The proof of this politics obtains in the nature and strength of the Establishment that ensures systems stay calibrated for optimum cooperation and collaboration for effective governance that cannot be limited down to a few inhuman indicators in growth numbers, fictional money and balancing audit reports. The Establishment is the soul of the Society. It ensures that the state is healthy for its people.
We do not have such an Establishment in Pakistan.It is wrong to call the armed forces “Establishment”. And Imran not only does he not live in the Prime Ministers’ house physically, it looks like he also refuses to dwell there intellectually.
Our media has serious capacity issues that state control and coercion doesn’t help at all. One proof of the media being a goof in general is the fact it calls the military –or the Army to be more specific—as the Establishment. This is common to all media from print to twitter. However, nothing can be farther from that. Establishment is not limited by any tenure. There is no one in the armed forces that is free of tenure. The military is not the Establishment. Let us please stop confusing the people.
Our real political crisis in Pakistan today is that we do not have an Establishment. Or we would not be in our present sorry state of affairs. However, the beautiful thing about the Establishment is there is no one it needs permission to be. And another, that an Establishment has never been composed of saints alone.
Because the heads of the many pillars of our state can exercise an absolute authority in their own domain, making affections and desires the sole rule of conduct; giving goods without equality and without justice, then a limited despotism defines the despotism in government. And in our society that has been formed on such foundations, cupidity, restrained by the laws, has become more artful, but not less active.
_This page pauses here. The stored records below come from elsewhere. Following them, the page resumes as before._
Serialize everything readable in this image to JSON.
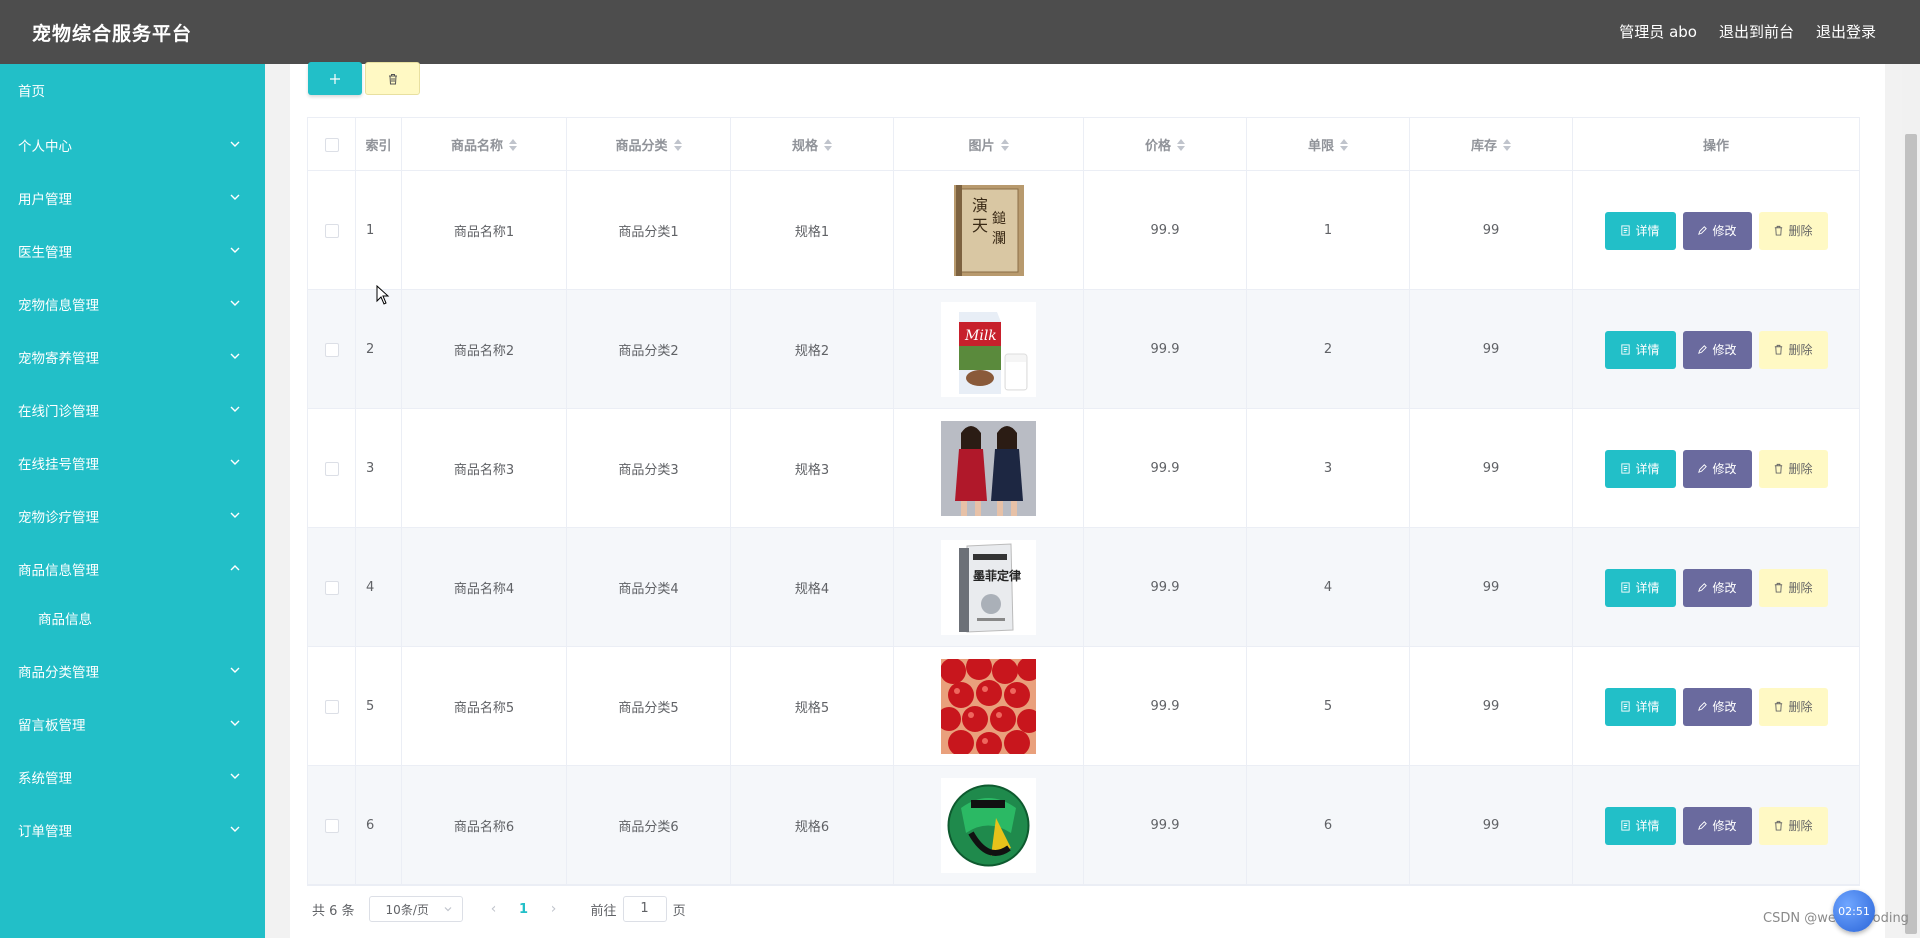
{
  "header": {
    "title": "宠物综合服务平台",
    "nav": [
      "管理员 abo",
      "退出到前台",
      "退出登录"
    ]
  },
  "sidebar": {
    "items": [
      {
        "label": "首页",
        "has_children": false
      },
      {
        "label": "个人中心",
        "has_children": true
      },
      {
        "label": "用户管理",
        "has_children": true
      },
      {
        "label": "医生管理",
        "has_children": true
      },
      {
        "label": "宠物信息管理",
        "has_children": true
      },
      {
        "label": "宠物寄养管理",
        "has_children": true
      },
      {
        "label": "在线门诊管理",
        "has_children": true
      },
      {
        "label": "在线挂号管理",
        "has_children": true
      },
      {
        "label": "宠物诊疗管理",
        "has_children": true
      },
      {
        "label": "商品信息管理",
        "has_children": true,
        "expanded": true
      },
      {
        "label": "商品信息",
        "sub": true
      },
      {
        "label": "商品分类管理",
        "has_children": true
      },
      {
        "label": "留言板管理",
        "has_children": true
      },
      {
        "label": "系统管理",
        "has_children": true
      },
      {
        "label": "订单管理",
        "has_children": true
      }
    ]
  },
  "toolbar": {
    "add_icon": "plus-icon",
    "delete_icon": "trash-icon"
  },
  "table": {
    "columns": [
      "索引",
      "商品名称",
      "商品分类",
      "规格",
      "图片",
      "价格",
      "单限",
      "库存",
      "操作"
    ],
    "rows": [
      {
        "index": "1",
        "name": "商品名称1",
        "category": "商品分类1",
        "spec": "规格1",
        "image": "book-cover",
        "price": "99.9",
        "limit": "1",
        "stock": "99"
      },
      {
        "index": "2",
        "name": "商品名称2",
        "category": "商品分类2",
        "spec": "规格2",
        "image": "milk-carton",
        "price": "99.9",
        "limit": "2",
        "stock": "99"
      },
      {
        "index": "3",
        "name": "商品名称3",
        "category": "商品分类3",
        "spec": "规格3",
        "image": "dresses-photo",
        "price": "99.9",
        "limit": "3",
        "stock": "99"
      },
      {
        "index": "4",
        "name": "商品名称4",
        "category": "商品分类4",
        "spec": "规格4",
        "image": "book-cover-white",
        "price": "99.9",
        "limit": "4",
        "stock": "99"
      },
      {
        "index": "5",
        "name": "商品名称5",
        "category": "商品分类5",
        "spec": "规格5",
        "image": "cherries-photo",
        "price": "99.9",
        "limit": "5",
        "stock": "99"
      },
      {
        "index": "6",
        "name": "商品名称6",
        "category": "商品分类6",
        "spec": "规格6",
        "image": "football-photo",
        "price": "99.9",
        "limit": "6",
        "stock": "99"
      }
    ],
    "actions": {
      "detail": "详情",
      "edit": "修改",
      "delete": "删除"
    }
  },
  "pagination": {
    "total": "共 6 条",
    "page_size": "10条/页",
    "current_page": "1",
    "goto_label": "前往",
    "goto_value": "1",
    "goto_suffix": "页"
  },
  "watermark": "CSDN @weixin_coding",
  "clock": "02:51",
  "colors": {
    "accent": "#22bfc8",
    "header": "#4d4d4d",
    "edit": "#6a6a9e",
    "delete": "#fff9c4"
  }
}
The society we have today is an intestine war, in which the citizens, divided into contending corps of professions, classes, and families, unremittingly struggle to appropriate to themselves, under whatever rubric suits them, the ability of plundering everything, and rendering everything subservient to the dictates of their passions. It is this spirit of encroachment disguised under layered forms that always stays the same in its object and motives, that has been the perpetual scourge of Pakistan.
It is time the Establishment in Pakistan realizes the state cannot function without their minding it!